Thursday, April 11, 2013

Les Miserables – father daughter team review

Each month I publish a film review, for Touchstone (the New Zealand Methodist magazine). Stretching back to 2005, some 80 plus films later, here is the review for March. It’s a team effort with my daughter

Les Miserables
A film review by S(hannon) and S(teve) Taylor.

Les Miserables needs little introduction. It is a book, written by Victor Hugo, set during the French Revolution, a tale of courage, hope and redemptive love amidst poverty and power. It is a film, of at least ten versions, stretching back to 1934. It is a musical, first staged in 1985, now one of the world’s longest running, which has given us the timeless tunes, including “I Dreamed a Dream” and “Do You Hear the People Sing?”

All of this means that Les Miserables (2012) a film of the musical of the book, carries a considerable burden, a weight of expectation carried by both audience and cast.

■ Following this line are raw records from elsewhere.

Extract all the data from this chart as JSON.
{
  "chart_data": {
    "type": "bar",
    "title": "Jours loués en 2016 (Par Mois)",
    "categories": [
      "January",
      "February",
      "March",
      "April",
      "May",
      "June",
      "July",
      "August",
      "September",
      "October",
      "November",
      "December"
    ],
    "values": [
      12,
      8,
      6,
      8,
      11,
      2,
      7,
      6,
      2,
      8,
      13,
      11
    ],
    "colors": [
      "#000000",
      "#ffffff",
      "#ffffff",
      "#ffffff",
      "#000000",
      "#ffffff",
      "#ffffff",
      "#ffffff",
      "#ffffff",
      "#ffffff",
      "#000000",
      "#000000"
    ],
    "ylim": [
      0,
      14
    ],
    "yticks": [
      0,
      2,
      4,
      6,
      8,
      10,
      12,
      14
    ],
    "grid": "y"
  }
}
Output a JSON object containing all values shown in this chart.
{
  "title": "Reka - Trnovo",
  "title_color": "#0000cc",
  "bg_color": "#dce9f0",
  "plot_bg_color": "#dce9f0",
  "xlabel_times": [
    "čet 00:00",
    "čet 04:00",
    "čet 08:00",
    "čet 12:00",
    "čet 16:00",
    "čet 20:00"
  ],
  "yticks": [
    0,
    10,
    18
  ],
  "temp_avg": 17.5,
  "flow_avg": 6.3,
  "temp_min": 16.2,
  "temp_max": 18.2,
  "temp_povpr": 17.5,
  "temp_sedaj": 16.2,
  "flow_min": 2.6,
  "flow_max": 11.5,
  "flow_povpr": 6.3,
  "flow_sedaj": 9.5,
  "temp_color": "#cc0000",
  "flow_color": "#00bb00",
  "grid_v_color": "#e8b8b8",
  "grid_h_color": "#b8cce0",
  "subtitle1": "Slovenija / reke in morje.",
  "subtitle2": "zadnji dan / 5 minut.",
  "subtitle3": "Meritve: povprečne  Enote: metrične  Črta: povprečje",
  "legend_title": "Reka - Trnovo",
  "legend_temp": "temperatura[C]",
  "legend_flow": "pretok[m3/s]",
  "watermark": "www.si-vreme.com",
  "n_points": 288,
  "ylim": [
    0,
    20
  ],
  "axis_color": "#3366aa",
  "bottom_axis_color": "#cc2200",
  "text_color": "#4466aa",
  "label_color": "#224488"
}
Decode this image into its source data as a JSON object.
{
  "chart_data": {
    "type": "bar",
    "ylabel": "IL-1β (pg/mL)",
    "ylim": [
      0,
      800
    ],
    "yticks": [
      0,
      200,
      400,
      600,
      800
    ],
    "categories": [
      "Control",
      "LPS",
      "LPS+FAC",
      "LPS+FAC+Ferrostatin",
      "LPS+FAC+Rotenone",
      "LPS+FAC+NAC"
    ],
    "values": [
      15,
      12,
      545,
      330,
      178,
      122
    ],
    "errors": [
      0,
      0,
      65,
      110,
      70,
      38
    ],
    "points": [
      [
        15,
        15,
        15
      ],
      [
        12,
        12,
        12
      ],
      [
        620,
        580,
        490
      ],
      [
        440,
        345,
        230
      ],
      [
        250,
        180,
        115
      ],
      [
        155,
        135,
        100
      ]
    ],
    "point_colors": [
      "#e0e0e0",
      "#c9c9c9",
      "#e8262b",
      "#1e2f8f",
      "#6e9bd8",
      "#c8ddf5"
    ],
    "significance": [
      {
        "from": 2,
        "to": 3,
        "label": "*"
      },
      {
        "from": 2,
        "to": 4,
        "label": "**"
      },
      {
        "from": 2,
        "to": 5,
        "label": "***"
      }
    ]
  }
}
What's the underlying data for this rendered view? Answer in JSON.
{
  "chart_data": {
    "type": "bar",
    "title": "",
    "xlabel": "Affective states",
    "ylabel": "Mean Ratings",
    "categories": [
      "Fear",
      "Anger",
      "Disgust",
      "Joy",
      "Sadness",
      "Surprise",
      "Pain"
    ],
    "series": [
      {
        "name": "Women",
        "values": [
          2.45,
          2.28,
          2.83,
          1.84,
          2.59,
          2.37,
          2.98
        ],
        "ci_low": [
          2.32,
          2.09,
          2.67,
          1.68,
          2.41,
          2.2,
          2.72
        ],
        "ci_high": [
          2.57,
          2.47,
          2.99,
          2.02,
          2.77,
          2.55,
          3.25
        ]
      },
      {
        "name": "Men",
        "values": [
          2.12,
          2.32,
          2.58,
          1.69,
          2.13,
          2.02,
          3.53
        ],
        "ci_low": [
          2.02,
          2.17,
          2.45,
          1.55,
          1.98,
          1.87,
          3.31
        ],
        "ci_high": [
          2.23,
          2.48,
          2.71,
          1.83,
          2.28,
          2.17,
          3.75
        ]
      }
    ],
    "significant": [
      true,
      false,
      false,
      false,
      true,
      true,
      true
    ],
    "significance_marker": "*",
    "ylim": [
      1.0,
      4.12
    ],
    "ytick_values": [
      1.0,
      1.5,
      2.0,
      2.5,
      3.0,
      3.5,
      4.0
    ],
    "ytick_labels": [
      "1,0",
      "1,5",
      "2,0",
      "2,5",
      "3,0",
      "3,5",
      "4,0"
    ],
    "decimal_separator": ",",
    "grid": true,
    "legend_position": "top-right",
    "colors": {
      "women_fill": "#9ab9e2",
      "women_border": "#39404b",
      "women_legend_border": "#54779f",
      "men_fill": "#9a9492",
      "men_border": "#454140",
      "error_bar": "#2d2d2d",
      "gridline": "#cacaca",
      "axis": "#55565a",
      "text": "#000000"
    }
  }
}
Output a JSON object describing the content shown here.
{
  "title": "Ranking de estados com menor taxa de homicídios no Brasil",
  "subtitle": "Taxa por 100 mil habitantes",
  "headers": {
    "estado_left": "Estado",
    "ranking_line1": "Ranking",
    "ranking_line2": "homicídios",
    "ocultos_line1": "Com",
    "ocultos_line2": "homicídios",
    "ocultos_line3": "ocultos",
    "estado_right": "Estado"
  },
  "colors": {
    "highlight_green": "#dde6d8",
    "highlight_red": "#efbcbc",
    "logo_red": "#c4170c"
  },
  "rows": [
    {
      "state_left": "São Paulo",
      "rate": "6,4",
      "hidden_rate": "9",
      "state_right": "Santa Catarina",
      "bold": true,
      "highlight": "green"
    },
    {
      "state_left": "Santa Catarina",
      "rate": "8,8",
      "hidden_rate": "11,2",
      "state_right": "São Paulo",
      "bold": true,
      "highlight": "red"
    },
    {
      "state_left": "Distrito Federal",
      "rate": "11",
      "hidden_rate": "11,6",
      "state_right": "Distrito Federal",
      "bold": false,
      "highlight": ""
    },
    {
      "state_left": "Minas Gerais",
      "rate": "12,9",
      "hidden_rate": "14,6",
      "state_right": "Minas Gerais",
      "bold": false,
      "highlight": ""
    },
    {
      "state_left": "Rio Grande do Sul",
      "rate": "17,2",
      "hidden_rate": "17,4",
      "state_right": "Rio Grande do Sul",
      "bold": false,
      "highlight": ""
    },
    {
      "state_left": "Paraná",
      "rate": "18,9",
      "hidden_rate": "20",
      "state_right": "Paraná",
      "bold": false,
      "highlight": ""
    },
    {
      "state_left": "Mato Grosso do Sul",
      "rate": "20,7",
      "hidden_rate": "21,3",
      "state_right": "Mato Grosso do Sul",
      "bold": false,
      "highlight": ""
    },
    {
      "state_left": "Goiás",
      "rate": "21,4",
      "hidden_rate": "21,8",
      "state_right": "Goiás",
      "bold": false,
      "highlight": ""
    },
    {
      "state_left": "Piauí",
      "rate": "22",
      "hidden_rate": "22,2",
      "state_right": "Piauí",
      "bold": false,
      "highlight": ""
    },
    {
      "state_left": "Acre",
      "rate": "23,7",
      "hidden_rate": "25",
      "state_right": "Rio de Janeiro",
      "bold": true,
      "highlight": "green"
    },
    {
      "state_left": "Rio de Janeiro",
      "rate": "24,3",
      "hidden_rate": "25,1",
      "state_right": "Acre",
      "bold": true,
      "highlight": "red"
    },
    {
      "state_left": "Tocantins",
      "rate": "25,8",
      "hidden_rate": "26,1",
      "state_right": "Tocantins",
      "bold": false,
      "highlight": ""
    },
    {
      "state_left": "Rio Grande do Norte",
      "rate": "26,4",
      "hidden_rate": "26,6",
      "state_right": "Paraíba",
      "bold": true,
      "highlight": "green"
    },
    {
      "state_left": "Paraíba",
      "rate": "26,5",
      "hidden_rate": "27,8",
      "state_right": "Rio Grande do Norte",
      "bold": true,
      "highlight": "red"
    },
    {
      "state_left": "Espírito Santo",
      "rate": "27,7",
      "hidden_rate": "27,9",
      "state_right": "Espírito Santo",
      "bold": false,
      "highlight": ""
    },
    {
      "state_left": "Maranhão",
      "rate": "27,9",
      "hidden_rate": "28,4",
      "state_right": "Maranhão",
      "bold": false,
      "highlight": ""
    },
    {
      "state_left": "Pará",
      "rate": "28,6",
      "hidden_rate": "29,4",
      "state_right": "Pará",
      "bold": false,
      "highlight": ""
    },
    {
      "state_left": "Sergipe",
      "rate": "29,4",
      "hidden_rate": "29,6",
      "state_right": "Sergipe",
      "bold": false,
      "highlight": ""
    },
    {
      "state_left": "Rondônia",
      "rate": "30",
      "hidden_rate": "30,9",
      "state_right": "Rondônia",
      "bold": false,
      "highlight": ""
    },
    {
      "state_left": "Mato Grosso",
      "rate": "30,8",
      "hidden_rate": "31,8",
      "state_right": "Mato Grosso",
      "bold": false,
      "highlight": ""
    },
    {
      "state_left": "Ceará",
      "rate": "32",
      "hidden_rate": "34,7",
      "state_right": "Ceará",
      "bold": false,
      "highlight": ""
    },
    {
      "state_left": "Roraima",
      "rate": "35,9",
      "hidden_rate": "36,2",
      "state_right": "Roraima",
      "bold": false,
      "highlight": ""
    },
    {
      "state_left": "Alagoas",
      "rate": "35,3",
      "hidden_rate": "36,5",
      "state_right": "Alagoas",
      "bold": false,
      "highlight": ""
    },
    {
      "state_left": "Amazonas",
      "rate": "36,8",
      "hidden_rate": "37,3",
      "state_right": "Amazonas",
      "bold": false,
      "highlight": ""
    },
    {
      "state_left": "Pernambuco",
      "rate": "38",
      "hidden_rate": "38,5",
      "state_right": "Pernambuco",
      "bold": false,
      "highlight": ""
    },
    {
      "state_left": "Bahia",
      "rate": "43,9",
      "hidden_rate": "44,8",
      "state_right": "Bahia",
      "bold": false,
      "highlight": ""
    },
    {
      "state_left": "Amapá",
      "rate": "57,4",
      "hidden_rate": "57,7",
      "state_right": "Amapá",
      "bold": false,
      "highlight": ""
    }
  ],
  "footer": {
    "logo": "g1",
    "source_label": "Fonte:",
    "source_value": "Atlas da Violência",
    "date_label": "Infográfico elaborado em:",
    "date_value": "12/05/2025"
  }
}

For the audience, musicals are an acquired taste. Les Miserables (2012) is “sung-through.” No line of dialogue is spoken. Songs allow a long and lengthy story to be woven in ways that offer continuity yet introduce complexity. The opening chorus “Look down” suggests subservience when sung convicts. The same line when latter sung by beggars in Paris becomes a cry for justice. However, such advantages are based on a suspension of reality, a willingness to take seriously a tightly uniformed Javert exercising authority (“You are a thief”) through melody. One S Taylor went hesitant, a musical agnostic. The other S Taylor went expectant, a lover of song.

For the cast, could the Hollywood A-listers, the likes of Russell Crowe (Javert), Anne Hathaway (Fantine) and Hugh Jackman (Valjean), sing as well as they have been seen to act?

The answer is no. Which, apparently is deliberate. Russell Crowe responded to one vocal critic (American Idol runner-up Adam Lambert), that the goal was a performance that was “raw and real”. The cast refused any tweaking at a latter date in the studio editing suite, rejected any offers of overdubbing by professional singers.

At times these flaws, all ‘raw and real’, worked. They pointed to humanity, reminded us of reality, increase the intensity of emotion.

But only sometimes. Some performances deepened the emotional intensity (Marius’ (Eddie Raymond) “Empty Chairs at Empty Tables” a case in point). In other songs the intensity leaked, the arrogant melody of Javert’s “You are a thief” diluted by a voice more ordinary than operatic.

The attempt at the twisting of genre, the filming of a score of songs, has gained mixed critical reception. Well known film critic Anthony Lane, panned it with the memorable line: “I screamed a scream as time went by.” Yet the Academy awarded Anne Hathaway Best Supporting Actress for her heart wrenching rendition of this very song, while the film also achieved Best Makeup and Hairstyling and Best Sound Mixing. 

Those with a theological ear will find a wealth of material in Les Miserables, whether in book, film or musical. God is with the poor. The poor are grace bearers. Prayer is preferable to violence.

These themes remain as radical in the 21st century as in the 19th when Victor Hugo dreamed his final dream: “I leave 50 000 francs to the poor … I believe in God.” (Victor Hugo’s official will).